I knew she had stopped taking her meds. I gently coaxed her into seeing her doctor, who told her that most women in her condition spend their lives in psychiatric hospitals.  He warned her that she must take medicine for the rest of her life.  It was a message she had heard many times before.

She tries to stay on her meds, but they have challenging side effects, including weight gain, tremors, and sexual dysfunction.  When we were a couple, she lit up like a Hanukiah.  She was blissfully happy and did not feel sick.    I was her angel.  I was her cure.  She said she felt better than at any other time in her life.  Since she was feeling good, she reduced the dosages, and eventually she stopped taking her meds altogether.

Everything would be fine for a while, until a voice, a sign, or an irrational fear would plunge her back into psychosis.  Each new psychotic break would be worse than the last one.


I may have triggered her last psychotic break when I suggested that her DNA held the answer to all of her questions about her identity.

I told her about a forensic case where DNA evidence from an unidentified serial rapist had been compared to the DNA of men incarcerated in California prisons. The police found a partial match and forensic scientists determined that the matching prisoner, while not the rapist himself, was a close relative of the rapist. A police investigation of the prisoner’s family identified a suspect; the suspect’s DNA turned out to be an exact match.

The same forensic science was used to identify children kidnapped during the Dirty War in Argentina. The bodies of mothers tortured and murdered by the government were never recovered, but DNA from the parents and siblings of the murdered mothers has been used to identify their kidnapped children.

I told Sally her DNA could be compared to the known children of the man she claims as her biological father.  If he is her father, her DNA will match the DNA of his children.  Her DNA could also be compared to the woman who raised her in the United States. If the woman is not her birth mother, their mitochondrial DNA will not match.
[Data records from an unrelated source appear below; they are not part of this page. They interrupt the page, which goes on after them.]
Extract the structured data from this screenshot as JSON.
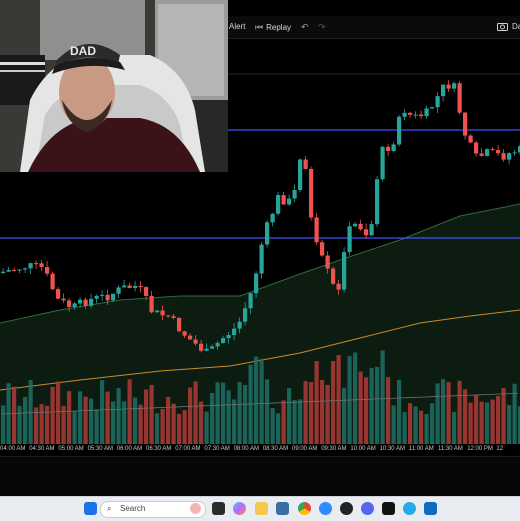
{
  "toolbar": {
    "alert_label": "Alert",
    "replay_label": "Replay",
    "undo_icon": "undo-icon",
    "redo_icon": "redo-icon",
    "camera_icon": "camera-icon",
    "right_label": "Da"
  },
  "time_axis": {
    "ticks": [
      "04:00 AM",
      "04:30 AM",
      "05:00 AM",
      "05:30 AM",
      "06:00 AM",
      "06:30 AM",
      "07:00 AM",
      "07:30 AM",
      "08:00 AM",
      "08:30 AM",
      "09:00 AM",
      "09:30 AM",
      "10:00 AM",
      "10:30 AM",
      "11:00 AM",
      "11:30 AM",
      "12:00 PM",
      "12"
    ]
  },
  "taskbar": {
    "search_placeholder": "Search",
    "apps": [
      "start-icon",
      "search-icon",
      "task-view-icon",
      "copilot-icon",
      "file-explorer-icon",
      "store-icon",
      "chrome-icon",
      "zoom-icon",
      "obs-icon",
      "discord-icon",
      "tradingview-icon",
      "telegram-icon",
      "outlook-icon"
    ]
  },
  "colors": {
    "bull": "#26a69a",
    "bear": "#ef5350",
    "horizontal_line": "#3f51ff",
    "ma_green": "#2f6b3a",
    "ma_orange": "#c98a2b",
    "background": "#000000"
  },
  "webcam": {
    "cap_text": "DAD"
  }
}
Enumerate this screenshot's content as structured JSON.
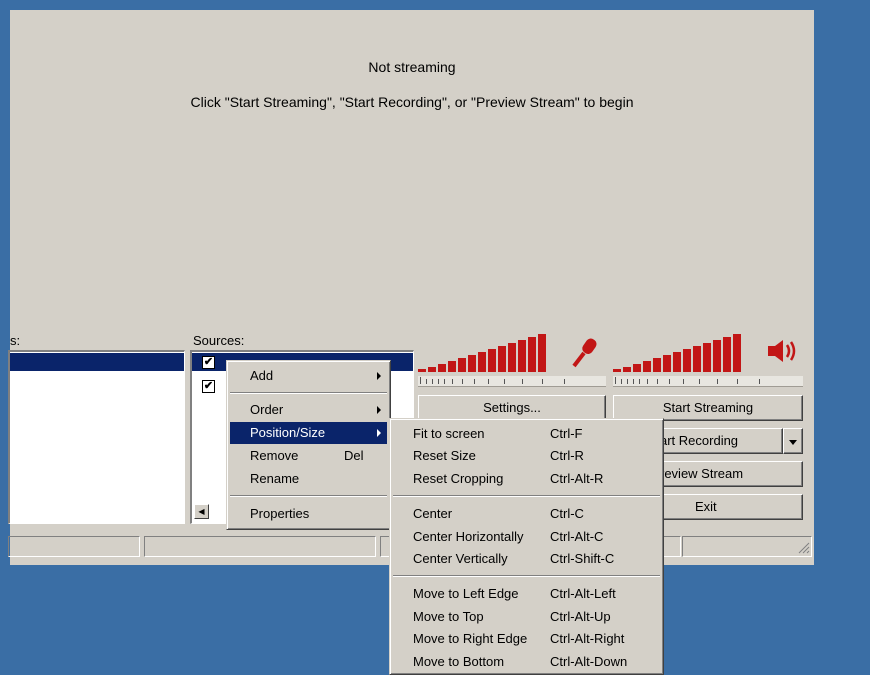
{
  "preview": {
    "status": "Not streaming",
    "hint": "Click \"Start Streaming\", \"Start Recording\", or \"Preview Stream\" to begin"
  },
  "scenes": {
    "label_fragment": "s:"
  },
  "sources": {
    "label": "Sources:"
  },
  "meters": {
    "mic_icon": "microphone-icon",
    "speaker_icon": "speaker-icon",
    "bar_color": "#c21616"
  },
  "buttons": {
    "settings": "Settings...",
    "start_streaming": "Start Streaming",
    "start_recording": "art Recording",
    "preview_stream": "review Stream",
    "exit": "Exit"
  },
  "context_menu": {
    "add": "Add",
    "order": "Order",
    "position_size": "Position/Size",
    "remove": "Remove",
    "remove_shortcut": "Del",
    "rename": "Rename",
    "properties": "Properties"
  },
  "submenu": {
    "fit": {
      "label": "Fit to screen",
      "shortcut": "Ctrl-F"
    },
    "reset_size": {
      "label": "Reset Size",
      "shortcut": "Ctrl-R"
    },
    "reset_crop": {
      "label": "Reset Cropping",
      "shortcut": "Ctrl-Alt-R"
    },
    "center": {
      "label": "Center",
      "shortcut": "Ctrl-C"
    },
    "center_h": {
      "label": "Center Horizontally",
      "shortcut": "Ctrl-Alt-C"
    },
    "center_v": {
      "label": "Center Vertically",
      "shortcut": "Ctrl-Shift-C"
    },
    "left": {
      "label": "Move to Left Edge",
      "shortcut": "Ctrl-Alt-Left"
    },
    "top": {
      "label": "Move to Top",
      "shortcut": "Ctrl-Alt-Up"
    },
    "right": {
      "label": "Move to Right Edge",
      "shortcut": "Ctrl-Alt-Right"
    },
    "bottom": {
      "label": "Move to Bottom",
      "shortcut": "Ctrl-Alt-Down"
    }
  },
  "colors": {
    "desktop": "#3a6ea5",
    "window": "#d4d0c8",
    "selection": "#0a246a"
  }
}
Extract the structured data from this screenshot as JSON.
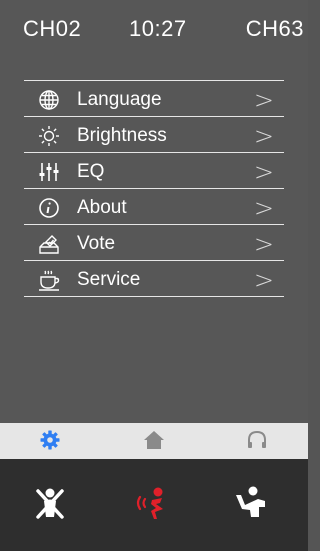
{
  "status": {
    "left_channel": "CH02",
    "time": "10:27",
    "right_channel": "CH63"
  },
  "menu": [
    {
      "label": "Language",
      "icon": "globe-icon",
      "chevron": ">"
    },
    {
      "label": "Brightness",
      "icon": "sun-icon",
      "chevron": ">"
    },
    {
      "label": "EQ",
      "icon": "equalizer-icon",
      "chevron": ">"
    },
    {
      "label": "About",
      "icon": "info-icon",
      "chevron": ">"
    },
    {
      "label": "Vote",
      "icon": "vote-icon",
      "chevron": ">"
    },
    {
      "label": "Service",
      "icon": "coffee-cup-icon",
      "chevron": ">"
    }
  ],
  "tabs": [
    {
      "name": "settings",
      "icon": "gear-icon",
      "active": true,
      "color": "#2f7ef2"
    },
    {
      "name": "home",
      "icon": "home-icon",
      "active": false,
      "color": "#8a8a8a"
    },
    {
      "name": "listen",
      "icon": "headphones-icon",
      "active": false,
      "color": "#8a8a8a"
    }
  ],
  "call_buttons": [
    {
      "name": "cancel-speak",
      "icon": "person-crossed-icon",
      "color": "#ffffff"
    },
    {
      "name": "speak",
      "icon": "speaking-person-icon",
      "color": "#e0202a"
    },
    {
      "name": "request",
      "icon": "raise-hand-icon",
      "color": "#ffffff"
    }
  ],
  "colors": {
    "background": "#575757",
    "divider": "#e6e6e6",
    "tabbar": "#e6e6e6",
    "callbar": "#2e2e2e",
    "accent": "#2f7ef2",
    "speak_active": "#e0202a"
  }
}
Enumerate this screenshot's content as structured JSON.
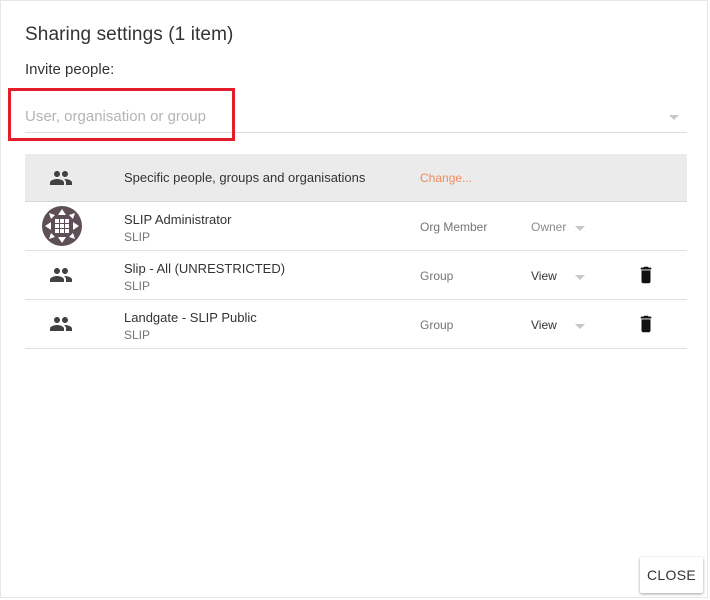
{
  "dialog": {
    "title": "Sharing settings (1 item)",
    "invite_label": "Invite people:",
    "search": {
      "placeholder": "User, organisation or group",
      "value": ""
    }
  },
  "access": {
    "label": "Specific people, groups and organisations",
    "change_label": "Change...",
    "icon": "people-icon"
  },
  "members": [
    {
      "name": "SLIP Administrator",
      "org": "SLIP",
      "type": "Org Member",
      "permission": "Owner",
      "icon": "org-avatar",
      "removable": false
    },
    {
      "name": "Slip - All (UNRESTRICTED)",
      "org": "SLIP",
      "type": "Group",
      "permission": "View",
      "icon": "people-icon",
      "removable": true
    },
    {
      "name": "Landgate - SLIP Public",
      "org": "SLIP",
      "type": "Group",
      "permission": "View",
      "icon": "people-icon",
      "removable": true
    }
  ],
  "footer": {
    "close_label": "CLOSE"
  },
  "colors": {
    "accent_link": "#f08a5d",
    "highlight": "#e31d2b",
    "header_bg": "#ebebeb"
  }
}
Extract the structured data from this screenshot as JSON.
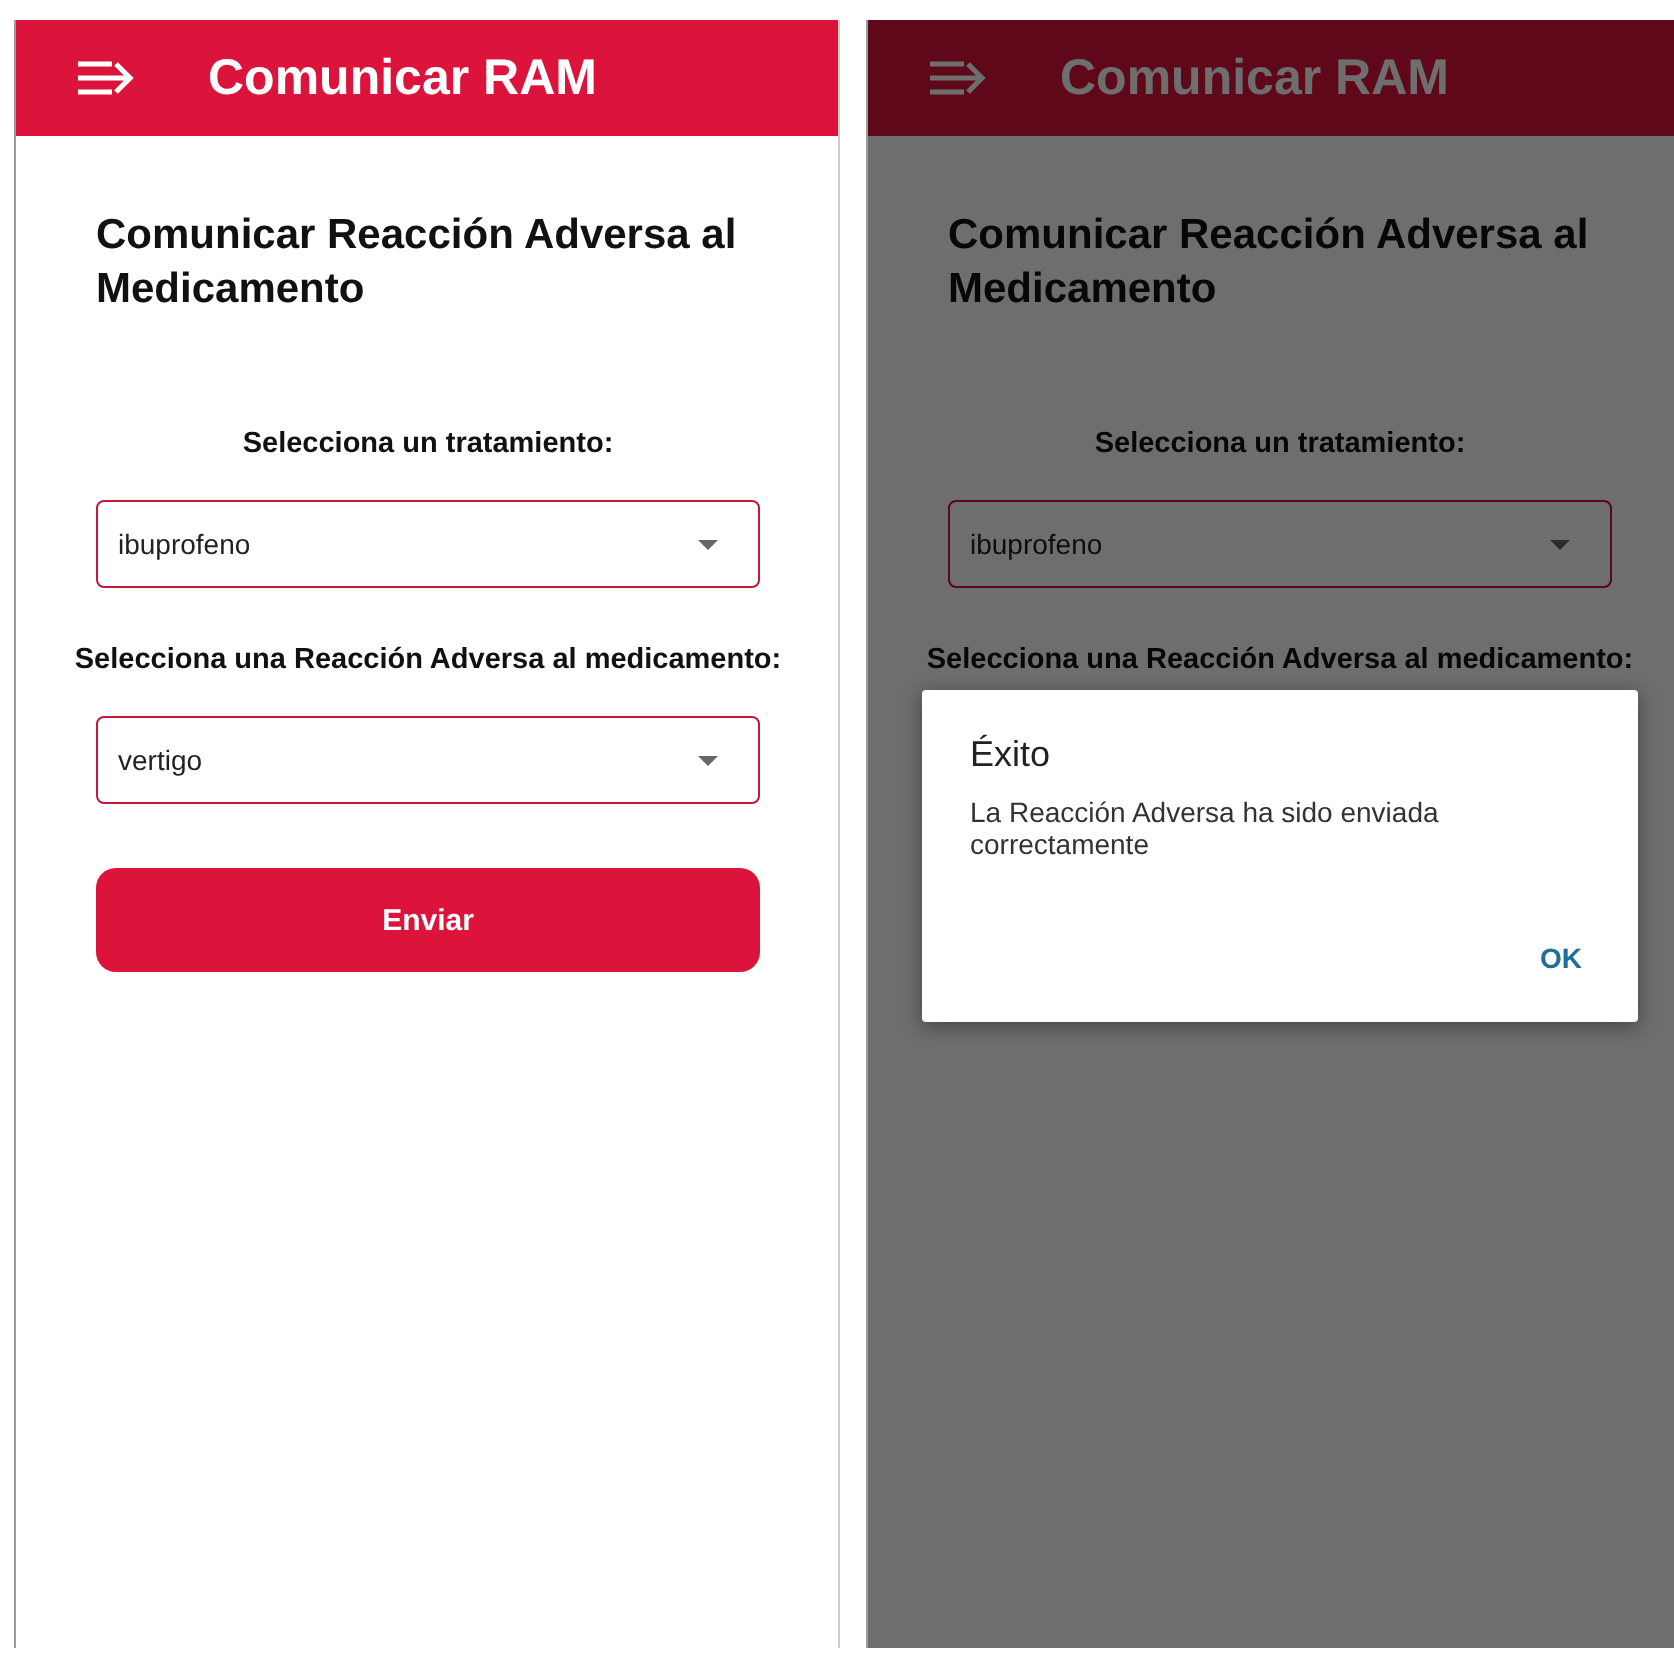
{
  "screens": [
    {
      "dimmed": false,
      "app_bar": {
        "title": "Comunicar RAM"
      },
      "heading": "Comunicar Reacción Adversa al Medicamento",
      "fields": [
        {
          "label": "Selecciona un tratamiento:",
          "value": "ibuprofeno"
        },
        {
          "label": "Selecciona una Reacción Adversa al medicamento:",
          "value": "vertigo"
        }
      ],
      "button": "Enviar"
    },
    {
      "dimmed": true,
      "app_bar": {
        "title": "Comunicar RAM"
      },
      "heading": "Comunicar Reacción Adversa al Medicamento",
      "fields": [
        {
          "label": "Selecciona un tratamiento:",
          "value": "ibuprofeno"
        },
        {
          "label": "Selecciona una Reacción Adversa al medicamento:"
        }
      ],
      "dialog": {
        "title": "Éxito",
        "message": "La Reacción Adversa ha sido enviada correctamente",
        "action": "OK"
      }
    }
  ]
}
She must know in her subconscious mind that the couple who raised her in the United States are her birth parents. Her belief that she is at the center of an international Nazi conspiracy is a delusion, no different from her belief eighteen years ago that she had been impregnated by space aliens and was about to give birth to monsters.  When I suggested she have a DNA test, I pushed her over the edge.  The  DNA tests would have proved that her beliefs are a paranoid delusion.

Just after midnight she slipped out of bed and said she was going to take a shower.

“I love you,” she said. “You are my Angel.”

We kissed. “I love you to pieces,” I said.

Ten minutes later she emerged from the shower in rage.  She hated me.  Her voices had just explained the real meaning of my last words to her.  I was a serial killer and I planned to make her my next victim.

“You’re going to cut me up into little pieces and bury me under the floorboards,” she screamed repeatedly.

She said I murdered the women on the West Mesa.  “That is why you know so much about forensic science.  You study DNA so you will not be caught.”

I dialed 911 but she refused to take the phone.  She said I was gaslighting her.   I was trying to make her look crazy.  I was plotting to have her committed, just like her ex-husband.


She would talk to the police when she was ready. She would tell them all about me and who I really was.

On Monday she made her report to the Santa Fe Police.  That’s how I got to talk with Sgt. Williams, who warned me that I should say away from Sally for my own safety.  “She is capable of anything,” Sgt. Williams said.

I also got a message from Sally.  Sally left me a voicemail.   She assured me that I would be going to jail. “They are coming for you now,” she screamed. “I can hear the sirens.”

She hears sirens no one else can hear.